O colapso de Turim: patografias de Nietzsche e racionalidades médicas
Turin's breakdown: Nietzsche's pathographies and medical rationalities

Ciênc. Saúde Colet. (Impr.); 23 (10), 2018
Publication year: 2018

Resumo Aos 44 anos, após sofrer um colapso em Turim, o filósofo Friedrich Nietzsche recebeu o diagnóstico médico de neurossífilis. Devido à ausência de autópsia em seu corpo, tal diagnóstico médico vem sendo questionado historicamente. Realizou-se a revisão da literatura disponível sobre o diagnóstico médico de Nietzsche. Destacam-se três gêneros patográficos que emergiram sucessivamente como explicações para o colapso de Turim: (1) narrativas sobre a sífilis ("demoníaco-patológicas"); (2) narrativas sobre as psicoses funcionais ("heroico-proféticas"); (3) narrativas sobre outras doenças orgânicas, distintas da sífilis ("científico-realistas"). Estas últimas - que correspondem ao nosso objeto de estudo propriamente dito neste trabalho - empreendem diagnósticos retrospectivos, buscando extrair a "verdade" subjacente à doença e elucidar o "caso Nietzsche". Questionamos tal ímpeto detetivesco, exponenciado atualmente pela "medicina baseada em evidência", e denunciamos seu anacronismo. A sífilis tornou-se um fato científico somente após a morte de Nietzsche. Conclui-se que o diagnóstico por ele recebido mostra-se consistente com a racionalidade médica oitocentista e com o estatuto da sífilis como um fato cultural naquela época.

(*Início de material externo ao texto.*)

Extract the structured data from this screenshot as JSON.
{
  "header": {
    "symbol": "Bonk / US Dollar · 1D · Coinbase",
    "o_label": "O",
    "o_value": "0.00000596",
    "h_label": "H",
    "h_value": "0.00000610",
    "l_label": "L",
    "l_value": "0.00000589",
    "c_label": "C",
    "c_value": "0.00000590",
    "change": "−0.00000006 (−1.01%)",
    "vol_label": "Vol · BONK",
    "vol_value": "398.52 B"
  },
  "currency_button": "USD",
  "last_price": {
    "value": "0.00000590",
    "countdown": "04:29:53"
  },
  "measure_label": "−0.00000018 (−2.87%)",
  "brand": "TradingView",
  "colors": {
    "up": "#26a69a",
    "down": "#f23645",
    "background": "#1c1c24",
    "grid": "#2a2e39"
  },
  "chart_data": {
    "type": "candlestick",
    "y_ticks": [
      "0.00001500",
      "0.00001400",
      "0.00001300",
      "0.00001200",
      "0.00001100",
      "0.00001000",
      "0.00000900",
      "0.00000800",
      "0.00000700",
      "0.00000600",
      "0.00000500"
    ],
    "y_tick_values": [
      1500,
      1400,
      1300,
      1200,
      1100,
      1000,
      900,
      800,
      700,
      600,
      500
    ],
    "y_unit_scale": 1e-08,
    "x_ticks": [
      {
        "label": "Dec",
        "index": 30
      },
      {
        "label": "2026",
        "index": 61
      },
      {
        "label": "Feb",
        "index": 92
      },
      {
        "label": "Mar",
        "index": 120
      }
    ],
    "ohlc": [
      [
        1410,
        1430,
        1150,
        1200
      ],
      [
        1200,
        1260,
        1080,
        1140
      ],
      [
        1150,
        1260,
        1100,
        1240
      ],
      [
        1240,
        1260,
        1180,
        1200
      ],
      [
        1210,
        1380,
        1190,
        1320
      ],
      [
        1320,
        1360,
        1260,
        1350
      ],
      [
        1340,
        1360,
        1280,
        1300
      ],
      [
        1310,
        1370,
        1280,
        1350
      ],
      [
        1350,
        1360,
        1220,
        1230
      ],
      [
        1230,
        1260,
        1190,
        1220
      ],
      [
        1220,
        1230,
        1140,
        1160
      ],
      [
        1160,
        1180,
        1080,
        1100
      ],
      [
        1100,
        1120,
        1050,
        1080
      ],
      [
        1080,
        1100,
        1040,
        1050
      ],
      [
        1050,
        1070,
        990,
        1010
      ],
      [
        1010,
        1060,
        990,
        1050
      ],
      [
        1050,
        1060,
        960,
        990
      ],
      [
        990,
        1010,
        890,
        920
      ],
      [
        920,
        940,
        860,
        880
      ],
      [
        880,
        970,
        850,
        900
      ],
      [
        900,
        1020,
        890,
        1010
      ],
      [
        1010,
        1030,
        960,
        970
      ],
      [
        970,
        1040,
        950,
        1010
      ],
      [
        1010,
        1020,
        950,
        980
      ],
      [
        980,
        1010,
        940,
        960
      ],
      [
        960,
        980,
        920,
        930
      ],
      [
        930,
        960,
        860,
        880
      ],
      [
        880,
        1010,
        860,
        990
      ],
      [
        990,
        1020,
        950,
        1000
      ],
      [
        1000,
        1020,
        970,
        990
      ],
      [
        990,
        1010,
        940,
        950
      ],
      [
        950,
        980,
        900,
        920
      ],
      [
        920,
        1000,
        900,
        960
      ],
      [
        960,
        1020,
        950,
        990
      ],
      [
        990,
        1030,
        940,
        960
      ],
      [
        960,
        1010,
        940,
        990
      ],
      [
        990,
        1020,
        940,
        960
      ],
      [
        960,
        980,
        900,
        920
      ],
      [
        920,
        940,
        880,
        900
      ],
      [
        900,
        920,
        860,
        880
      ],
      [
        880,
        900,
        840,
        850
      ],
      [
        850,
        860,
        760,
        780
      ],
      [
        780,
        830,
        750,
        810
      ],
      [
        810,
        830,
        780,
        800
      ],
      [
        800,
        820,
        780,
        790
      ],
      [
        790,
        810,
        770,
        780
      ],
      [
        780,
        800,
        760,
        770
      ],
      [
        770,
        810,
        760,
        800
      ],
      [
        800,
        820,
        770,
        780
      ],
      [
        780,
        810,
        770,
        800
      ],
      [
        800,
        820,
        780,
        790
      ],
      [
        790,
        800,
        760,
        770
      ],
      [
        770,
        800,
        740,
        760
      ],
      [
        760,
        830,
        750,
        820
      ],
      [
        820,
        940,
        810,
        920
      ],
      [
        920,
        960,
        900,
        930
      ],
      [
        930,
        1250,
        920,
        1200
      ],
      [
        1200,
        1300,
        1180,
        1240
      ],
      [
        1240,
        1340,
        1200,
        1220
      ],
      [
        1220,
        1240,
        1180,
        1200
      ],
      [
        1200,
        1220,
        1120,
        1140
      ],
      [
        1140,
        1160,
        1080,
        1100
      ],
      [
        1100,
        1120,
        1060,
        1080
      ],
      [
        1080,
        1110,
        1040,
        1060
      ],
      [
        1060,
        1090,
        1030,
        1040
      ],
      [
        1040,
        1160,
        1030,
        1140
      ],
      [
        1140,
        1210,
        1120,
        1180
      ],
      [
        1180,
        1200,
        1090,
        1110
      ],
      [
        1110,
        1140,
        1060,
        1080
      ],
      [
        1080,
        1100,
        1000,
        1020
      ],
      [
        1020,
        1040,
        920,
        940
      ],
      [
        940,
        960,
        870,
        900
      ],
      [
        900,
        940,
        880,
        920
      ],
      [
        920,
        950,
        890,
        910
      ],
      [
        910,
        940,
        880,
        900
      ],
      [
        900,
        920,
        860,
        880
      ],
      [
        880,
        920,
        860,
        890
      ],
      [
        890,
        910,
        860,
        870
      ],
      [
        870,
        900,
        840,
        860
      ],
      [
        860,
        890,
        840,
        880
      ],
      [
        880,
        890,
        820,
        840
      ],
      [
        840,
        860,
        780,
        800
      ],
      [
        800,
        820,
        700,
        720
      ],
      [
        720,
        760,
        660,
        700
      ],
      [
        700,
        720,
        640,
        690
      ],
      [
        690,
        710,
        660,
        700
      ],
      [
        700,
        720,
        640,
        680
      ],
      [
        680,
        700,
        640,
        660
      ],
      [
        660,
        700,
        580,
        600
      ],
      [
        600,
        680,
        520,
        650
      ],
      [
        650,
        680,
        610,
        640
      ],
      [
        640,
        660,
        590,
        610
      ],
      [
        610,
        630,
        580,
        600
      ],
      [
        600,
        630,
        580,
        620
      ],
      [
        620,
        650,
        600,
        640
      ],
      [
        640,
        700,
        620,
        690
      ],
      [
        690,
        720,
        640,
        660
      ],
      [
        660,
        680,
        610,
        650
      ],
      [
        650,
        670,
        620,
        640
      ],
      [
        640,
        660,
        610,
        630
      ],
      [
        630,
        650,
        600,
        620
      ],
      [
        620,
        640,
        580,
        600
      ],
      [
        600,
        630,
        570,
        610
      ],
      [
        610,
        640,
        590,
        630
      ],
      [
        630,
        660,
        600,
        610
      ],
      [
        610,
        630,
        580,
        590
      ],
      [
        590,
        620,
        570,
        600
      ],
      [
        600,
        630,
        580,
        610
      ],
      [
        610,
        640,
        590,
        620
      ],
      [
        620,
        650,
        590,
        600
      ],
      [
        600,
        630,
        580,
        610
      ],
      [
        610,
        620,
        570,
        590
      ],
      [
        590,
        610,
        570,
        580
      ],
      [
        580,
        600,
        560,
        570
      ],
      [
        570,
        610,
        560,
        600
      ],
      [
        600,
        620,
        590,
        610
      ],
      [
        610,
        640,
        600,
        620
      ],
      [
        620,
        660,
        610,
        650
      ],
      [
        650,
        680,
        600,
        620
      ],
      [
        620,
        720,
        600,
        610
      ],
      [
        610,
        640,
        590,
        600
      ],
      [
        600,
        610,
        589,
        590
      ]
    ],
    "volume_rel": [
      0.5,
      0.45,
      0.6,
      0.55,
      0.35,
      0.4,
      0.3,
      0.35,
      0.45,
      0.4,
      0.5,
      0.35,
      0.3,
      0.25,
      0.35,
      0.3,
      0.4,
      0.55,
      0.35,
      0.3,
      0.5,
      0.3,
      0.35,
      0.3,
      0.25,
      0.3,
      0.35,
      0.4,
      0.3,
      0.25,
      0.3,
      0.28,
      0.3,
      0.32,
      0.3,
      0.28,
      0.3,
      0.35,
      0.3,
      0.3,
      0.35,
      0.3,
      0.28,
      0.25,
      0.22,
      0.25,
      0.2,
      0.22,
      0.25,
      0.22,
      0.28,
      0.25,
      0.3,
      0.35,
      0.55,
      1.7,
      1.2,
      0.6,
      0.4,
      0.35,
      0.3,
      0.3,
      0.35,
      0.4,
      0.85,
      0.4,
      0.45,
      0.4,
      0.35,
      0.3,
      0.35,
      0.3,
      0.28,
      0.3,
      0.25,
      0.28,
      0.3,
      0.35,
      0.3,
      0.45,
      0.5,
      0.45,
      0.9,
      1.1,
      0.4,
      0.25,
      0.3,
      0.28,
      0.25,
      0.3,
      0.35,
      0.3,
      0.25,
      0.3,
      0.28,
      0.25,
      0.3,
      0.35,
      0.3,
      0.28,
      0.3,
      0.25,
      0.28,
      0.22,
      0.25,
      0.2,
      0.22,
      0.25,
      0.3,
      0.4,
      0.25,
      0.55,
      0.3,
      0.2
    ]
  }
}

Abstract At age 44, after suffering a breakdown in Turin, philosopher Friedrich Nietzsche was diagnosed with neurosyphilis. There was no necropsy on his body, so this medical diagnosis has been questioned over the time. We conducted a literature review on the medical diagnosis of Nietzsche, which emphasizes three genres of pathographies that emerged successively as alternatives explanations for Nietzsche's breakdown in Turin: (1) narratives about syphilis ("demoniac-pathological"); (2) narratives about functional psychosis ("heroic-prophetic"); (3) other narratives about organic diseases, other than syphilis ("scientific-realistic"). The latter - which correspond to our study object in this work - undertake retrospective diagnostics, attempting to retrieve the "truth" underlying the disease and elucidate "Nietzsche's affair". We inquire this detective-like impetus, currently taken to the extreme by "evidence-based medicine", and we denounce its anachronism. Syphilis has become a scientific fact only after the death of Nietzsche. We conclude that the diagnosis he received is shown to be consistent with the nineteenth-century medical rationality and the syphilis status as a cultural fact at that time.